What’s the Frequency? Q&A with Andrea Godfrey

To answer that question — which puzzles marketers and plagues consumers — Andrea Godfrey, assistant professor of marketing in the School of Business Administration at the University of California, Riverside, spent 39 months working with two co-authors to analyze phone, mail and e-mail communication between an auto dealership and its customers. The result was “Enough Is Enough! The Fine Line in Executing Multichannel Relational Communication,” published in the July 2011 issue of Journal of Marketing.

Although the study cautions marketers not to oversaturate consumers with heaps of communication, it also made a discovery that even Godfrey admits was a surprise: Customers are willing to take on at least twice as many direct mail messages as communications through any other medium. Because of this, the authors suggest that companies not only keep mail as a key part of their communications arsenal — but that they consider boosting their mail spend.

Godfrey recently discussed her findings.

Deliver: The age of digital communications has meant increased frequency of marketing messages to consumers. Generally speaking, what did your study find about heightened communications frequency?

Andrea Godfrey: Many companies believe that one way to build stronger customer relationships is to increase the amount of contact they have with customers. That makes sense, of course, but our findings suggest that taking this “more is better” approach isn’t always beneficial for building customer relationships and, in fact, can actually drive customers away.

Deliver: Interesting. And yet the study also discovered that customers will tolerate twice as much mail as e-mail contact. Why?

Godfrey: This finding was unexpected — but one explanation might be that consumers find it obtrusive when companies contact them by telephone or even by e-mail. On the other hand, when customers receive information by mail, they can review the information when it’s convenient for them. As a result, customers might be more receptive to the information and more tolerant of being contacted more often if the communication is by mail.

Deliver: So should CMOs boost their mail spend?

Godfrey: While it’s not accurate to say that mail is the single best communication approach for all companies, our findings suggest that mail should continue to be an important part of a company’s customer contact strategy. For certain types of companies or for particular types of messages, mail may actually be more effective than other communication channels at driving customer purchasing.

Deliver: What are some of the other key highlights of this study?

Godfrey: One of the main takeaways of the study was that the ideal amount of communication tends to vary for different communication channels.

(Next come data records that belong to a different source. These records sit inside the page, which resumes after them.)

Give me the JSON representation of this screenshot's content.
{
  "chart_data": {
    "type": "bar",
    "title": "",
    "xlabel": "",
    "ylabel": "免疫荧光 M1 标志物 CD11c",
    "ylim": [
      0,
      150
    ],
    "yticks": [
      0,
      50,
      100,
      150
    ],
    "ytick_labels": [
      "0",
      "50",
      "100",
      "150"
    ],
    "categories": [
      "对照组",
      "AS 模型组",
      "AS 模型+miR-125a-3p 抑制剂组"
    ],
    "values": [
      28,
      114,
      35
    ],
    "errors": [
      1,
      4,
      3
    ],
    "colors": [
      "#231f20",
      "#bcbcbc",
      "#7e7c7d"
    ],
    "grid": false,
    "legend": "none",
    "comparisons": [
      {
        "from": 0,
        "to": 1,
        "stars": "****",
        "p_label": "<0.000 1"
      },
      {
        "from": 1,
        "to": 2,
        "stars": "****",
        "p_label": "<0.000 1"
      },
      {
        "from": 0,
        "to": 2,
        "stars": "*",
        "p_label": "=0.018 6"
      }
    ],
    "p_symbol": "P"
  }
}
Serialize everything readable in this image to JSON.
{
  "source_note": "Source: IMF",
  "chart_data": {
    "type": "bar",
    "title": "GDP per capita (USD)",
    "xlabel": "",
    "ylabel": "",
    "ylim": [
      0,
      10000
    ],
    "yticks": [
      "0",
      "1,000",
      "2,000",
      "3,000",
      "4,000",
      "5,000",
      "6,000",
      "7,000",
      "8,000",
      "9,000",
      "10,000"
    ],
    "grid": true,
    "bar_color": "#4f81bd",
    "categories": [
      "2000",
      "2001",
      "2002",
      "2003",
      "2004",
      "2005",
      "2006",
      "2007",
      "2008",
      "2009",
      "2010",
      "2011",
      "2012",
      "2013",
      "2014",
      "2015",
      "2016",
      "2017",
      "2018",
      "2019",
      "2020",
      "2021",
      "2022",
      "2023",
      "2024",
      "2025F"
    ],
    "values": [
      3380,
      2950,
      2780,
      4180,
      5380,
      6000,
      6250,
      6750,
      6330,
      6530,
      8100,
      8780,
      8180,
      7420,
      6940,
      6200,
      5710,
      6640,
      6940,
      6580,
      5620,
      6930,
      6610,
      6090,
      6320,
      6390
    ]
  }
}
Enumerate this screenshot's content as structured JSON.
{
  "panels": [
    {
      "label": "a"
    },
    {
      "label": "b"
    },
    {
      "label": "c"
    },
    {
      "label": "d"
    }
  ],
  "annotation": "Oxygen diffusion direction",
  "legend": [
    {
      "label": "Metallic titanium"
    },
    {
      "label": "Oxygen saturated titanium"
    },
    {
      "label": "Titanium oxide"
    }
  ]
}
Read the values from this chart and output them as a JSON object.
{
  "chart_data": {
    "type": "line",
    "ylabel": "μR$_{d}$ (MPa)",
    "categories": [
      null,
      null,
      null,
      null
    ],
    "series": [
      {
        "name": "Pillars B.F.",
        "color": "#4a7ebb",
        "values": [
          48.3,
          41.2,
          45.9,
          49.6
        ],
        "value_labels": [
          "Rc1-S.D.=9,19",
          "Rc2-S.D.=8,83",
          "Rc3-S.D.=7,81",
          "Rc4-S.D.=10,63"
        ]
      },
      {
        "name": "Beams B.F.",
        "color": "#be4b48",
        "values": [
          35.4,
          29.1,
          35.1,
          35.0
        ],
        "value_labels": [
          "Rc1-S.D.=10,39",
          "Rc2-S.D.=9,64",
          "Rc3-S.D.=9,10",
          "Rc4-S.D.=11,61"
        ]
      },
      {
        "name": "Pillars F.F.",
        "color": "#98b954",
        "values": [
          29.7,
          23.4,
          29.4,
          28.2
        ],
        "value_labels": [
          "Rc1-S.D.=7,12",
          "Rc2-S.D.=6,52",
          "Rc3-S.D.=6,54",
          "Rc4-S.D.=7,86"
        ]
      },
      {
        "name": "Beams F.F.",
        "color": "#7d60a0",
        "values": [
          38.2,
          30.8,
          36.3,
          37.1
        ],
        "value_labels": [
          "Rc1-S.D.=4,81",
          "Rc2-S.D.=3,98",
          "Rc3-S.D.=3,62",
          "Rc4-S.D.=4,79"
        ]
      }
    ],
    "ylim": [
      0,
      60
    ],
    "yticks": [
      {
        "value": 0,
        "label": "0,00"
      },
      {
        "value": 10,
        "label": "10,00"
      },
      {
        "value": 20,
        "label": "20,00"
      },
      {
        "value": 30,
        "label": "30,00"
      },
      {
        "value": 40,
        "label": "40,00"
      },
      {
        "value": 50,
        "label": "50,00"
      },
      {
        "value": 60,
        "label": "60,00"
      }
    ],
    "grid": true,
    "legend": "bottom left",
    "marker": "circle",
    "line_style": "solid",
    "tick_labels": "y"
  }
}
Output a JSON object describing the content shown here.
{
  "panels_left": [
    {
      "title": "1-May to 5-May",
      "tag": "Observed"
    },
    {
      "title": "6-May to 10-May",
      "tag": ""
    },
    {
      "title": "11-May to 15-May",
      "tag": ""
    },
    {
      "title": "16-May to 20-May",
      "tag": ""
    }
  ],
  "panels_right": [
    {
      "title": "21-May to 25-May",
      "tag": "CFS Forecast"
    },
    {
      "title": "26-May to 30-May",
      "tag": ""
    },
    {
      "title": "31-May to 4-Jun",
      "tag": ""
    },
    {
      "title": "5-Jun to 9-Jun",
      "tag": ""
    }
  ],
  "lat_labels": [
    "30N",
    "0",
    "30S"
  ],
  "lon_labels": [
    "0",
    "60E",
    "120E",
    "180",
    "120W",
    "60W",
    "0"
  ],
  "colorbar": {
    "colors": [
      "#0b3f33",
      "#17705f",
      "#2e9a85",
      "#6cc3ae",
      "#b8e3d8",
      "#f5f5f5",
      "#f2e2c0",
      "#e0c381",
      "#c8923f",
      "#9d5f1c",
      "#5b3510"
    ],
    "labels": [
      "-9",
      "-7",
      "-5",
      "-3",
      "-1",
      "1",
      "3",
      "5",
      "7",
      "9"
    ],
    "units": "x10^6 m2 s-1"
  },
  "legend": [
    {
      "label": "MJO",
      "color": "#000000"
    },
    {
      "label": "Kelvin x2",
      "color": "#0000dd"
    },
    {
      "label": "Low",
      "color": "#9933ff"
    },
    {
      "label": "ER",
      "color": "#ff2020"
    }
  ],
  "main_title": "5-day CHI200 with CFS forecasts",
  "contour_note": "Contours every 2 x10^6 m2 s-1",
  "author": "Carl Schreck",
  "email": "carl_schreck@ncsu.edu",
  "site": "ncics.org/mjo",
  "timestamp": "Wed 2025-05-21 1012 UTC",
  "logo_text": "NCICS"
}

Companies shouldn’t assume that the ideal number of contacts when using mail will be the same when using the phone or e-mail. Another highlight was the importance of matching the communication channel used with customers’ preferences. Using contact channels that a customer has a high preference for significantly boosts the effectiveness of the communication.

As I mentioned earlier, the overall effectiveness of mail communication was one of the biggest surprises of the study. The other finding that was unexpected was that multiple channels can exacerbate some customers’ negative reactions to receiving too much contact from a company. Although there isn’t a lot of research on this type of customer communication, prior findings have suggested that using multiple communication channels creates synergies that have a positive effect on customer loyalty. Our findings go against that belief.

Deliver: What are the detrimental effects of communicating using multiple channels?

Godfrey: When companies contact customers through multiple channels, there is a risk that customers may feel bombarded by the amount of communication they’re receiving. As a result, companies need to carefully manage the total amount of contacts they have with their customers across all of the various channels that make up their marketing communication strategy.

Deliver: Is there an ideal communications frequency?

Godfrey: The specific number of contacts a company should have with a customer over a given period of time will vary from company to company. But one of the key takeaways from our study is that some communication is good, but more communication is not necessarily better. The ideal level lies somewhere in between, and companies should make an effort to examine customers’ responses to their communication campaigns to try and identify that optimal level. Otherwise, they risk wasting valuable marketing resources or, worse, driving customers away.

Deliver: Does the ideal level of communication through one channel decrease as the volume in another channel increases?

Godfrey: Our findings indicate that as a company increases the amount of contact through one channel, the ideal level of contact through other channels tends to decrease. If a company increases the amount of contact it sends to customers by mail, it should likely decrease the amount of contact with those customers by phone or e-mail. The overall story indicates that customers will be receptive to a total number of contacts across all channels.

Deliver: When the ideal level of communication is exceeded, how do customers respond?

Godfrey: Once the ideal level of communication is reached, customers start to taper off spending, so companies will see diminishing returns on investment. As marketing communication increases beyond that ideal level, customers may actually become angered and stop spending with the company all together.